Münsterlingen ist Teil der langen Geschichte der Menschenverachtung in der Schweizer Psychiatrie. Eines der düstersten Kapitel ist die Eugenik, die der «Vater» der Schweizer Psychiatrie, Auguste-Henri Forel, als Methode für die Rassenhygiene entwickelt hatte. Sie beeinflusste die Euthanasie im Dritten Reich, die Vernichtung sogenannt «lebensunwerten Lebens». Über 100’000 Menschen mit Behinderung sind diesem systematischen Massenmord zum Opfer gefallen, den Hitler «Gnadentod» nannte. Die Rassenhygiene von Forel (dessen Porträt bis 2000 die Schweizer 1000er-Note zierte) fand eine Fortsetzung im Jenischen-Hilfswerk «Kinder der Landstrasse», das den Fahrenden ihre Kinder wegnahm und sie in Heime sperrte, um dort mit brutaler Erziehung die angeblich schlechten Erbanlagen ihrer Eltern auszumerzen.

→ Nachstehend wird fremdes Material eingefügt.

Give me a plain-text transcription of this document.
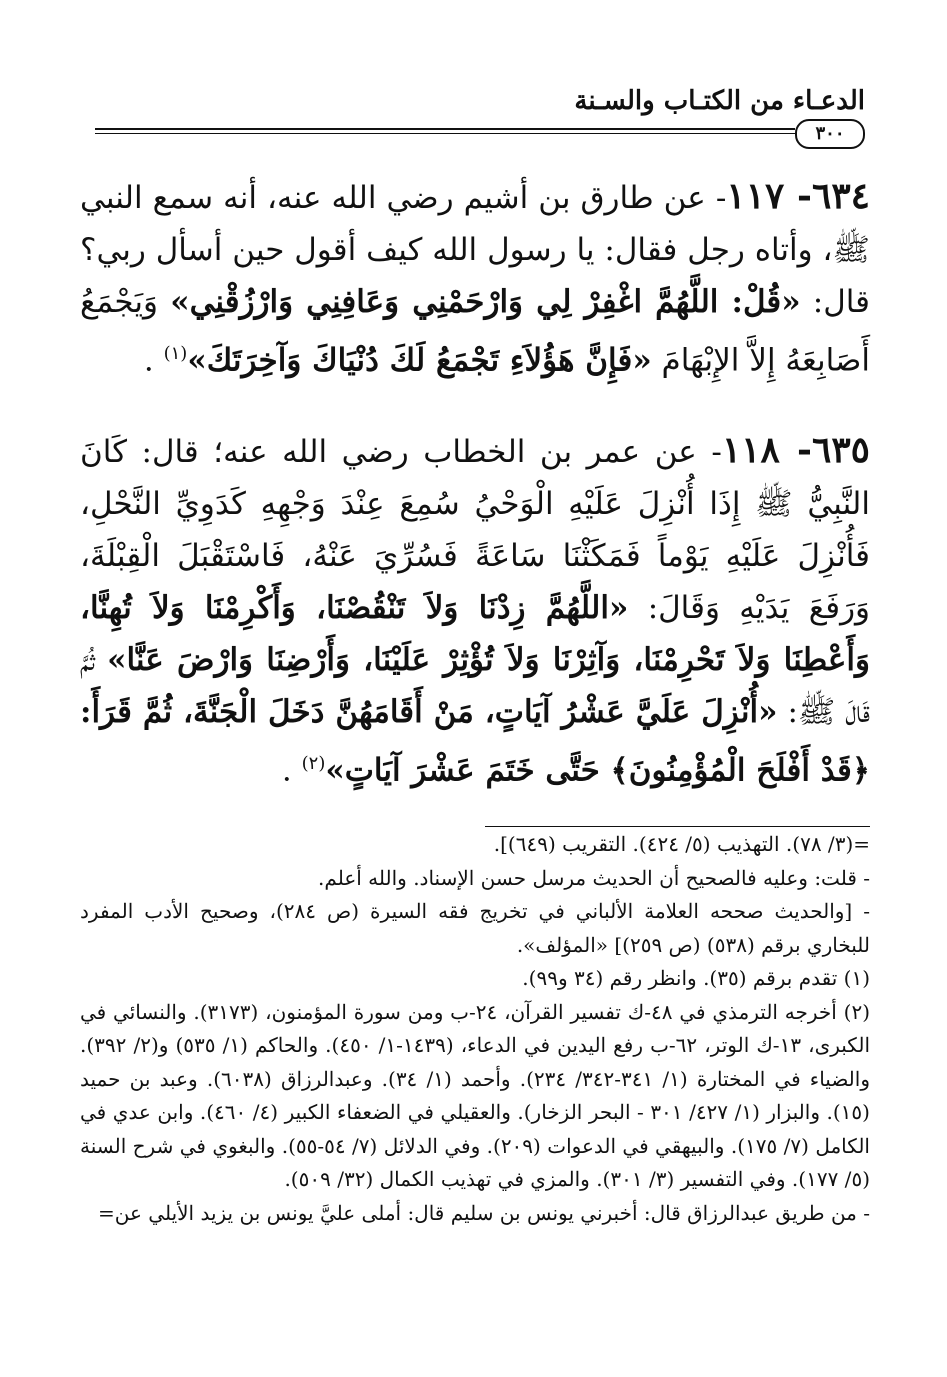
الدعـاء من الكتـاب والسـنة
٣٠٠

٦٣٤- ١١٧- عن طارق بن أشيم رضي الله عنه، أنه سمع النبي ﷺ، وأتاه رجل فقال: يا رسول الله كيف أقول حين أسأل ربي؟ قال: «قُلْ: اللَّهُمَّ اغْفِرْ لِي وَارْحَمْنِي وَعَافِنِي وَارْزُقْنِي» وَيَجْمَعُ أَصَابِعَهُ إِلاَّ الإِبْهَامَ «فَإِنَّ هَؤُلاَءِ تَجْمَعُ لَكَ دُنْيَاكَ وَآخِرَتَكَ»$^{(١)}$ .

٦٣٥- ١١٨- عن عمر بن الخطاب رضي الله عنه؛ قال: كَانَ النَّبِيُّ ﷺ إِذَا أُنْزِلَ عَلَيْهِ الْوَحْيُ سُمِعَ عِنْدَ وَجْهِهِ كَدَوِيِّ النَّحْلِ، فَأُنْزِلَ عَلَيْهِ يَوْماً فَمَكَثْنَا سَاعَةً فَسُرِّيَ عَنْهُ، فَاسْتَقْبَلَ الْقِبْلَةَ، وَرَفَعَ يَدَيْهِ وَقَالَ: «اللَّهُمَّ زِدْنَا وَلاَ تَنْقُصْنَا، وَأَكْرِمْنَا وَلاَ تُهِنَّا، وَأَعْطِنَا وَلاَ تَحْرِمْنَا، وَآثِرْنَا وَلاَ تُؤْثِرْ عَلَيْنَا، وَأَرْضِنَا وَارْضَ عَنَّا» ثُمَّ قَالَ ﷺ: «أُنْزِلَ عَلَيَّ عَشْرُ آيَاتٍ، مَنْ أَقَامَهُنَّ دَخَلَ الْجَنَّةَ، ثُمَّ قَرَأَ: ﴿قَدْ أَفْلَحَ الْمُؤْمِنُونَ﴾ حَتَّى خَتَمَ عَشْرَ آيَاتٍ»$^{(٢)}$ .

=(٣/ ٧٨). التهذيب (٥/ ٤٢٤). التقريب (٦٤٩)].

- قلت: وعليه فالصحيح أن الحديث مرسل حسن الإسناد. والله أعلم.

- [والحديث صححه العلامة الألباني في تخريج فقه السيرة (ص ٢٨٤)، وصحيح الأدب المفرد للبخاري برقم (٥٣٨) (ص ٢٥٩)] «المؤلف».

(١) تقدم برقم (٣٥). وانظر رقم (٣٤ و٩٩).

(٢) أخرجه الترمذي في ٤٨-ك تفسير القرآن، ٢٤-ب ومن سورة المؤمنون، (٣١٧٣). والنسائي في الكبرى، ١٣-ك الوتر، ٦٢-ب رفع اليدين في الدعاء، (١٤٣٩-١/ ٤٥٠). والحاكم (١/ ٥٣٥) و(٢/ ٣٩٢). والضياء في المختارة (١/ ٣٤١-٣٤٢/ ٢٣٤). وأحمد (١/ ٣٤). وعبدالرزاق (٦٠٣٨). وعبد بن حميد (١٥). والبزار (١/ ٤٢٧/ ٣٠١ - البحر الزخار). والعقيلي في الضعفاء الكبير (٤/ ٤٦٠). وابن عدي في الكامل (٧/ ١٧٥). والبيهقي في الدعوات (٢٠٩). وفي الدلائل (٧/ ٥٤-٥٥). والبغوي في شرح السنة (٥/ ١٧٧). وفي التفسير (٣/ ٣٠١). والمزي في تهذيب الكمال (٣٢/ ٥٠٩).

- من طريق عبدالرزاق قال: أخبرني يونس بن سليم قال: أملى عليَّ يونس بن يزيد الأيلي عن=
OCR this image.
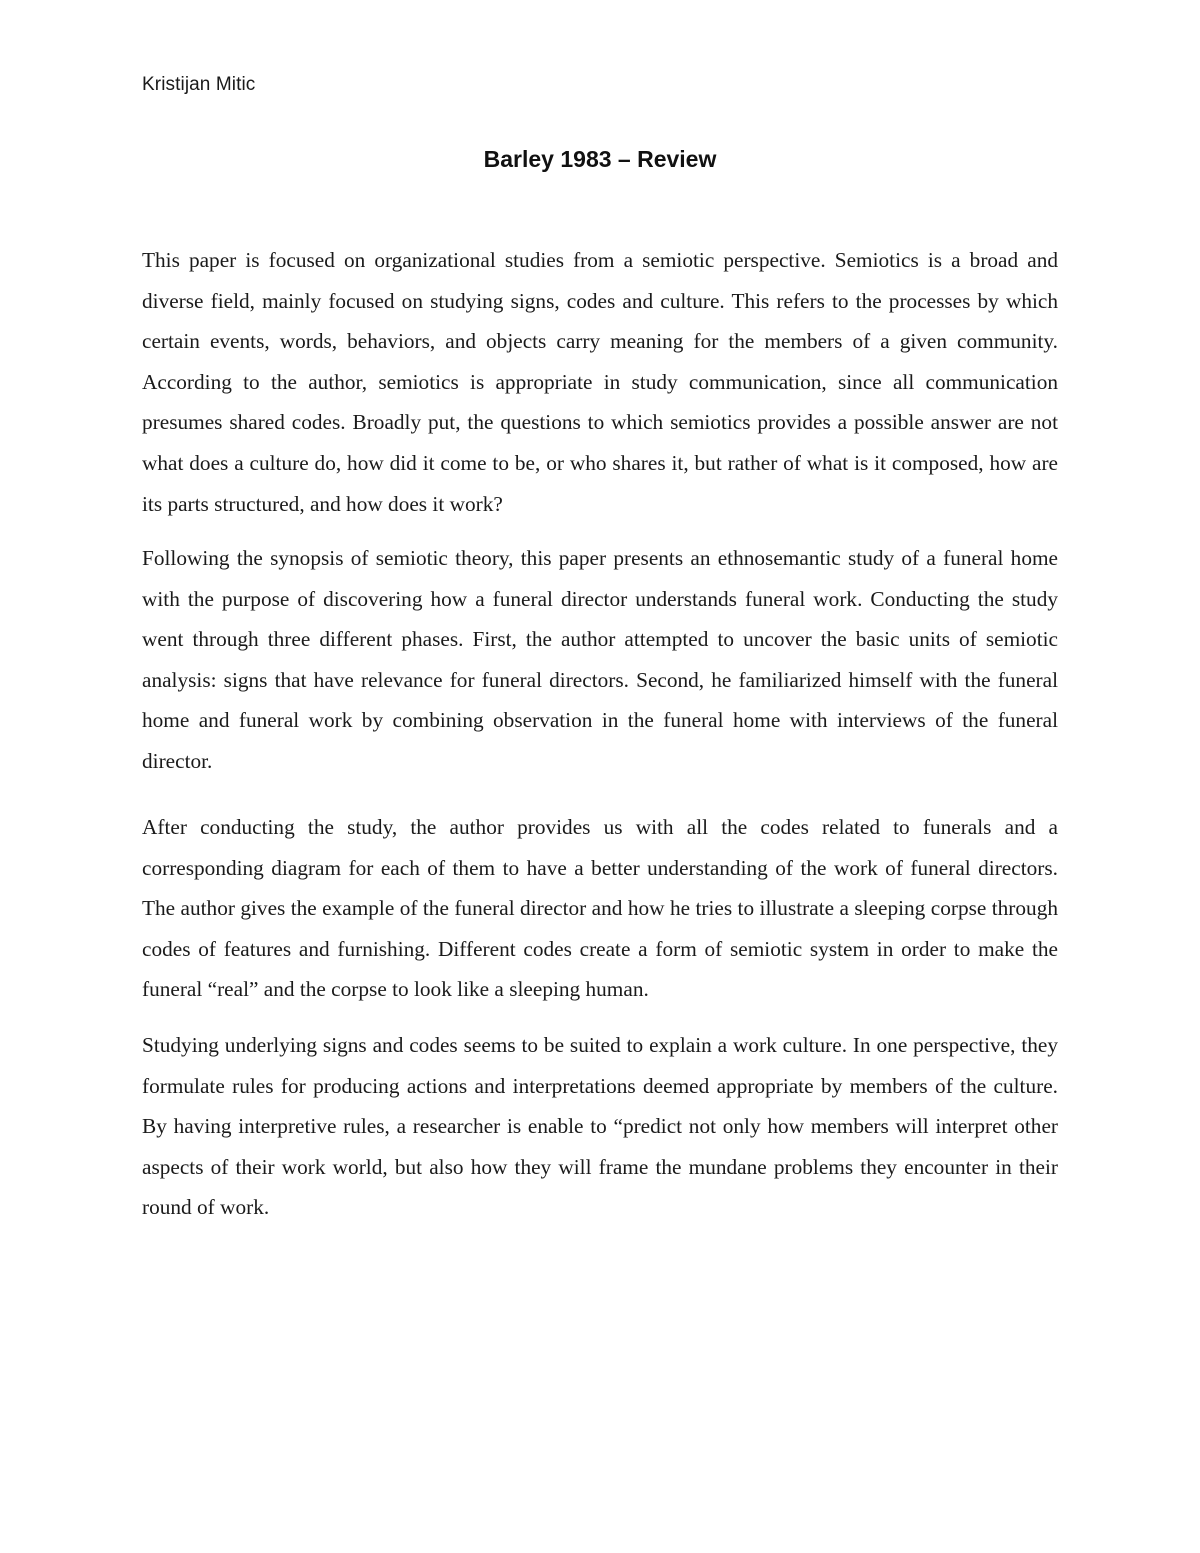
Kristijan Mitic
Barley 1983 – Review

This paper is focused on organizational studies from a semiotic perspective. Semiotics is a broad and diverse field, mainly focused on studying signs, codes and culture. This refers to the processes by which certain events, words, behaviors, and objects carry meaning for the members of a given community. According to the author, semiotics is appropriate in study communication, since all communication presumes shared codes. Broadly put, the questions to which semiotics provides a possible answer are not what does a culture do, how did it come to be, or who shares it, but rather of what is it composed, how are its parts structured, and how does it work?

Following the synopsis of semiotic theory, this paper presents an ethnosemantic study of a funeral home with the purpose of discovering how a funeral director understands funeral work. Conducting the study went through three different phases. First, the author attempted to uncover the basic units of semiotic analysis: signs that have relevance for funeral directors. Second, he familiarized himself with the funeral home and funeral work by combining observation in the funeral home with interviews of the funeral director.

After conducting the study, the author provides us with all the codes related to funerals and a corresponding diagram for each of them to have a better understanding of the work of funeral directors. The author gives the example of the funeral director and how he tries to illustrate a sleeping corpse through codes of features and furnishing. Different codes create a form of semiotic system in order to make the funeral “real” and the corpse to look like a sleeping human.

Studying underlying signs and codes seems to be suited to explain a work culture. In one perspective, they formulate rules for producing actions and interpretations deemed appropriate by members of the culture. By having interpretive rules, a researcher is enable to “predict not only how members will interpret other aspects of their work world, but also how they will frame the mundane problems they encounter in their round of work.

Korridor der Abteilung C in Münsterlingen, 1980.

Zu den Verbrechen, die bis vor wenigen Jahren in der Schweizer Psychiatrie verübt worden waren, gehören auch Zwangssterilisationen, eine Reihe psychiatrischer Zwangsmassnahmen und die psychopharmakologische Willens-Brechung von Opfern des fürsorgerischen Freiheitsentzugs – das Thema ist im kürzlich publizierten Schlussbericht der Unabhängigen Expertenkommission zu den Administrativen Versorgungen aufgearbeitet, national und auch kantonal.

Lange Zeit war die Psychiatrie ein Staat im Staat, von niemandem kontrolliert. Erst die internationale Debatte um die Antipsychiatrie in den 1970er- und 1980er-Jahren hat die Allmacht der Psychiatrie gebrochen.